On rapporte que Bombastus était en pleine expérience de transmutation, tenant d'une main le soufre, de l'autre le salpêtre, appuyant du pied droit sur une braise qui manquait de mettre le feu à son atelier, lorsque son assistant d'alors lui posa la question.

Qu'est-ce que l'alchimie ?

Après cinq cent ans de recherches, je m'en tiendrai à cette citation apocryphe du grand Bombastus.

« L'alchimie, c'est la science de la débrouille. »

On rapporte aussi qu'il remplaça le sang de vipère par de l'alcool de poire, et que son expérience fut un succès.


Adrian von Zögarn, L'alchimie expliquée à mes petits-enfants


Orkanie, Trois cent lieues au sud de Yora, 13 mars 2011


Kilan n'était jamais revenu.

Cassandra avait tenté de tirer quelques informations auprès des officiers et soldats namanes du camp. D'abord, Erlena, l'archange qui était passée cracher sur Kilan, était morte. Elle avait été tuée dans la forêt par des soldats de la Deuxième Armée en fuite. Des anges déchus étaient venus, ils avaient emmené Kilan ; ils étaient revenus avec Erlena et sans Kilan. Et ces officiers se taisaient après coup, conscients qu'on ne les croirait sans doute jamais. Ces mêmes hommes qui avaient vu l'archange étendue par terre dans son sang, le cœur à l'arrêt depuis des heures, avaient ensuite assisté à son retour, affaiblie et chancelante, soutenue par les autres anges, encore couverte de sang et de blessures. Elle respirait. Elle vivait. Et les soldats qui, la veille, s'étaient agglutinés autour d'elle de fascination, s'en étaient écartés avec horreur.

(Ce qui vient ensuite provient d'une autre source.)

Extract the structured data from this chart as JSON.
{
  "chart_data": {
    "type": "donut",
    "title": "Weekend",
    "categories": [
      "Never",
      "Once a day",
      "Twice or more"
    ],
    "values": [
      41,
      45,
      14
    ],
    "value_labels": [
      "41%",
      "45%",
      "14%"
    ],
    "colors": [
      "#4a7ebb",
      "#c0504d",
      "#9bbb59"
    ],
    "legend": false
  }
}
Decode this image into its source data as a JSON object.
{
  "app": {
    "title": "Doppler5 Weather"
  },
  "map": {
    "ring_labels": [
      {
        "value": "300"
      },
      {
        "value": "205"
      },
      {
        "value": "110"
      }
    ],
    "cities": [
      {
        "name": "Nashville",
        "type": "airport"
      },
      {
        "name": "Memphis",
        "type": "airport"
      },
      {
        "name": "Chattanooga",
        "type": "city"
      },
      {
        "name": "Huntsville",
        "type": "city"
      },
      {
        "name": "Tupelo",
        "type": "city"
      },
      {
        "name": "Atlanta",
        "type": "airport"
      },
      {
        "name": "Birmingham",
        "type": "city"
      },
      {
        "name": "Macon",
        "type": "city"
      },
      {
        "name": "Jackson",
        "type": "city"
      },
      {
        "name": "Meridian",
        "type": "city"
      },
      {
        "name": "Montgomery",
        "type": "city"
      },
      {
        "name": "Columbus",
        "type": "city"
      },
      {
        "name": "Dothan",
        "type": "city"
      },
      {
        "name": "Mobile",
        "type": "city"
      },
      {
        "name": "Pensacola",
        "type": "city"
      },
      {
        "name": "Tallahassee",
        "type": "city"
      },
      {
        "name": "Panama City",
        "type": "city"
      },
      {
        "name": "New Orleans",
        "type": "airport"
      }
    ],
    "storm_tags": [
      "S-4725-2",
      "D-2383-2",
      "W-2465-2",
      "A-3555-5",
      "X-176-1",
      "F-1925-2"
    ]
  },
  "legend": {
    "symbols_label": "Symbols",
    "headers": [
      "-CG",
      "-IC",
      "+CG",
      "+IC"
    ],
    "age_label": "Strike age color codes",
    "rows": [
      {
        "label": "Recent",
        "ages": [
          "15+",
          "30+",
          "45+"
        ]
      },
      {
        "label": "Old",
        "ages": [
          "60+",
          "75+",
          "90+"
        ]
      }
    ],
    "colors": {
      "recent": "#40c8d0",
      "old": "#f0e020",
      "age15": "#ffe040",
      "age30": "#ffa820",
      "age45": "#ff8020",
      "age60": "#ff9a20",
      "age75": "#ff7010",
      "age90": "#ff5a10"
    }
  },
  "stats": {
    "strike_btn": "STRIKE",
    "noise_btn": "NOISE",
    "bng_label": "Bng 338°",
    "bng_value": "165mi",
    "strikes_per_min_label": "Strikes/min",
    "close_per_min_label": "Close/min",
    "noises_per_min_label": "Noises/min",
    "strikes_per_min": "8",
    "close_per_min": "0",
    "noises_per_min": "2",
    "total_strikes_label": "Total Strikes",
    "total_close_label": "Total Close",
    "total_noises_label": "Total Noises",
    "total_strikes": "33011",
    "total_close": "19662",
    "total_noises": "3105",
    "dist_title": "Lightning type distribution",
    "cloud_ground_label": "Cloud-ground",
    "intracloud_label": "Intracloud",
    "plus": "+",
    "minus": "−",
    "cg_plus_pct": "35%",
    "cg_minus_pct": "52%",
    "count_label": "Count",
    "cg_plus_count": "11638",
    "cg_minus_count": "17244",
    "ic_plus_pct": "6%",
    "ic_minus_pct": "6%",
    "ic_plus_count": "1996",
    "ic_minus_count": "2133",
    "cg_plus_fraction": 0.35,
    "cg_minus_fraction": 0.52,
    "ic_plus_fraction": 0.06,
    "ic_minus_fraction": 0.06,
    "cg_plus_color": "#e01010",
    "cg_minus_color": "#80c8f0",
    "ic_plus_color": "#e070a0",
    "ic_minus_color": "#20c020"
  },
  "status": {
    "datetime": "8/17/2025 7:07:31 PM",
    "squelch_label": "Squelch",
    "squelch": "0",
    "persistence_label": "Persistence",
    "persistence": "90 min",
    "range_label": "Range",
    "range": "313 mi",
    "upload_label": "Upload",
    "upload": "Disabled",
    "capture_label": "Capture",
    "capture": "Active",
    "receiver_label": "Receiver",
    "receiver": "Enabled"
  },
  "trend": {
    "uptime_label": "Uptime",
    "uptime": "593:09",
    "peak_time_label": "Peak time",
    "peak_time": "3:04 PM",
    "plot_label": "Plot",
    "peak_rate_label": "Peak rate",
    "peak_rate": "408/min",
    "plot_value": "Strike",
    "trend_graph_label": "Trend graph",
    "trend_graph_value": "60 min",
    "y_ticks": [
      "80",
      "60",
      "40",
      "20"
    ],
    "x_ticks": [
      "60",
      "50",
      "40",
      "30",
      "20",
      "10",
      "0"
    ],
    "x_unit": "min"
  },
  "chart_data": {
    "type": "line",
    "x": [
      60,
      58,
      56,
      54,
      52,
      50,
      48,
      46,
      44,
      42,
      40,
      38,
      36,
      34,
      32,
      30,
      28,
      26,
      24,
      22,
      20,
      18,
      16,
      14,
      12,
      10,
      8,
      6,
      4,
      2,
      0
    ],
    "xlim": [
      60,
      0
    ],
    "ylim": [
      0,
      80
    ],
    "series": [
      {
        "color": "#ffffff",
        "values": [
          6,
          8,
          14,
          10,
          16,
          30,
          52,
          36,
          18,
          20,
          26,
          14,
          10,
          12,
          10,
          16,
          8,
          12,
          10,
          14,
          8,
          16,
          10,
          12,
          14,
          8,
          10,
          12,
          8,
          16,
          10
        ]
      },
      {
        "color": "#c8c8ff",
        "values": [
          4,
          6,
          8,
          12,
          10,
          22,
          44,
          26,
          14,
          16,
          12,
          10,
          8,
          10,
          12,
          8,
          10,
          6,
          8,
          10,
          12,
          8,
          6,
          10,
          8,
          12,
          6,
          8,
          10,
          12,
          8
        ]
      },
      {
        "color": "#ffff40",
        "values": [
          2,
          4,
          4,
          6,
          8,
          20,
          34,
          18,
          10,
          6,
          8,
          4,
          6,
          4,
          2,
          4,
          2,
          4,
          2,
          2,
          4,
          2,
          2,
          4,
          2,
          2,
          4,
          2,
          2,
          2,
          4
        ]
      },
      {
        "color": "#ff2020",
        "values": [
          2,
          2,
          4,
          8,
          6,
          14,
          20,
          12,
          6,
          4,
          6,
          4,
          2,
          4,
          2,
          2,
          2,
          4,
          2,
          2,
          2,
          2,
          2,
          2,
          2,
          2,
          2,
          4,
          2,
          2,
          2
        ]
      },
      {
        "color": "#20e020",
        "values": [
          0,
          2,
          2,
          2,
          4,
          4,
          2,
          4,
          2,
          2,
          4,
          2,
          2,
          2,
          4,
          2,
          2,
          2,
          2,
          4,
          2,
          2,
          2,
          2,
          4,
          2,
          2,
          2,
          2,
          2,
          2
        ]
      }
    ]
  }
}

Le chef des anges déchus, Samaël, s'était ensuite entretenu avec les officiers.

Tous les jours, toutes les heures, le camp semblait changer sans cesse. Les soldats discutaient entre eux, se saluaient et s'embrassaient, puis des sections se réunissaient, paquetage sur le dos, et quittaient le campement. L'armée marchait vers le Nord. L'Empire marchait sur Yora.

Cassandra n'avait pas le temps de prendre conscience de ce mouvement, de ses ramifications et de ses implications sur elle et sur les prisonniers de la Deuxième Armée. En l'absence de Kilan, elle et John étaient seuls à pouvoir sauver ces malheureux. Sur ordre ou spontanément, les autres médecins avaient quitté leur poste ; ils se retrouvaient seuls avec cent blessés et malades, parfois très graves. Ils manquaient de tout. Cassandra désinfectait maintenant les outils et les plaies au Wiska, un alcool distillé d'Orkanie dont ils avaient obtenu un tonneau au service d'approvisionnement de l'armée namane. Elle et John dormaient à côté de ce tonneau. Car s'il s'agissait pour eux d'un outil de travail, les soldats namanes sur le départ y voyaient surtout une réserve de bon alcool gaspillée, dont ils auraient bien besoin pour se donner du courage avant l'assaut final.

Le soir du 13 mars, elle ne trouvait pas le sommeil, pas plus que John. Le campement s'était vidé de la moitié de son personnel et les officiers ne semblaient pas avoir tranché quant à l'avenir des blessés. Faute de pouvoir les laisser ici, il aurait fallu les renvoyer à Fila ; mais dans ce cas, il faudrait qu'on leur prête des véhicules.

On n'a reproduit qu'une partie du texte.